Here are some conversations of note from the holiday. Between working extra hours and visiting family there is little time to blog.
My Wife's family has a tradition of playing a stock-market card game called "Pit" during camping trips and holidays. My brother-in-law, Phil, and I had the lowest scores in the game. At one time, Phil was down to -160 points but then won a hand to bring him up to -105. My score was -100.
Phil: "I think you are going to win the title of Biggest Loser, Emmett. I'm still losing but I think you will overtake me."
Me: "Only a true loser would be excited that they are not going to be the Biggest Loser in the game. I'm going to set the bar really high and shoot for getting zero points this hand." (I failed at that)
Phil: "I'm losing but overall you are way more of a losery loser than I am..."
Emilee (Phil's wife): "Phil! You are being so rude. Do you even hear what you are saying? You are being SO rude."
Phil: "I'm being rude? Didn't you hear what he said to me a minute ago? He said that he only loses gradually but that I COME ON STRONG AS A LOSER..."
Eleanor (my wife): "Are you worried that Phil will offend Emmett? Don't worry about it. Emmett can take it."
By this point I was laughing so hard I lost track of the conversation. I AM the Biggest Loser.
Here are some sweet tidbits from my daughter:
Eleanor: "Are you ready to go, Olivia?"
Olivia: "I'm getting ready. I have to hurry. I'm pretending I'm late for work."
Eleanor (to my brother Joel): "Did Olivia just tell you that you have girl-hair?"
Eleanor: "Don't worry about her. She told you that you have girl-hair because you have a ponytail, she told her cousin Aaron that he has girl-hair because he is blond and she tells Emmett that he has Dora-the-Explorer-hair."
Joel (to Olivia): "We are ALL boys, Olivia."
olivia: "Yeah. Boys with girly hair."
Ethan has already decided that he wants to be a bat for Halloween next year. It turns out that his grandmother has an old bat costume that one of Ethan's uncles used for Halloween years and years ago. Now when we visit grandma, Ethan likes to hang out in the bat costume. After wearing the costume for a few hours, Ethan got a pen and paper and scribbled out this message:
"I'm not a frade. I got my (he drew a picture of a CAPE) and my (he drew a picture of vampire TEETH). I got v.nokalrs (BINOCULARS) looking for Jracula."
We are going to keep that paper until we die.
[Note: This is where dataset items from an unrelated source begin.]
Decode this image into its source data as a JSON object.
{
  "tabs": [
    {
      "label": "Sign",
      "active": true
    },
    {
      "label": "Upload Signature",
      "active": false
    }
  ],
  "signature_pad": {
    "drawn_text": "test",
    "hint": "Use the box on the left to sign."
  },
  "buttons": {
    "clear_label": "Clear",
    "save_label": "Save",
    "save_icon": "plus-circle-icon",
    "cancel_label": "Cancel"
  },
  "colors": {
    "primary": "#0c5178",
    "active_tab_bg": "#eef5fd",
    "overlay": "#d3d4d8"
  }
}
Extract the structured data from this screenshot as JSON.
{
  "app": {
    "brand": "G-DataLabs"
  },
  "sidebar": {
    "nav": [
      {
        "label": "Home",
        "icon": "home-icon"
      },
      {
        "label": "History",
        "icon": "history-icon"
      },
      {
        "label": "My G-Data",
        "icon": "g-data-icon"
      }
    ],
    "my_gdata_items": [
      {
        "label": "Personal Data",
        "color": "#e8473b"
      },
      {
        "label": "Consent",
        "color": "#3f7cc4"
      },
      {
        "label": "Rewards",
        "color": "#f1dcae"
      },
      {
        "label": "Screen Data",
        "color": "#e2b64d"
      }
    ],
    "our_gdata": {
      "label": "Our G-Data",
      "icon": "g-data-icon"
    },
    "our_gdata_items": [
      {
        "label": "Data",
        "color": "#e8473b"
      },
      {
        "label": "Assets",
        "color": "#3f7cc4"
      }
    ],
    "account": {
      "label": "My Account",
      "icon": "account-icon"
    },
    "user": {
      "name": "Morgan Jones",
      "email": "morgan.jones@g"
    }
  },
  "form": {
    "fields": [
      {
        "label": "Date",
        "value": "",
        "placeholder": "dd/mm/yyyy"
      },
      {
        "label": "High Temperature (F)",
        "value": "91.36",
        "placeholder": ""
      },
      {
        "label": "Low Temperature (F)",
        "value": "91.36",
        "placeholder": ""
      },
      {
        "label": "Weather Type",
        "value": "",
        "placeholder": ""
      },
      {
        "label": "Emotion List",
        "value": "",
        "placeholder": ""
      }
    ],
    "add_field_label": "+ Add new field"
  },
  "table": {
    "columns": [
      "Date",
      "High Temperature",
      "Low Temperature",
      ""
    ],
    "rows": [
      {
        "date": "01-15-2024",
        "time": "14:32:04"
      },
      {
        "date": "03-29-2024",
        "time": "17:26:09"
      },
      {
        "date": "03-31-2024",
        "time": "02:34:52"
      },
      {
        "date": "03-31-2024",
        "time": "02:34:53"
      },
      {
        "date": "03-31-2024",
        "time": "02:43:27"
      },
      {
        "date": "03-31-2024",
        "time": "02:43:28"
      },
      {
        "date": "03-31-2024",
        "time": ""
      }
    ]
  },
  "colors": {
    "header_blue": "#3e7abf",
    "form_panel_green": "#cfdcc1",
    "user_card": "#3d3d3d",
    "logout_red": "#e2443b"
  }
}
The other night I had to work with the brain-damaged guy again. At 4 am he turned to me and said:
"I wish I was working with you the other night when I fell asleep and crashed my truck. I feel awake tonight. Talking to you is better than listening to the radio."
Another landmark compliment in my life:
Talking to me is BETTER than listening to the radio.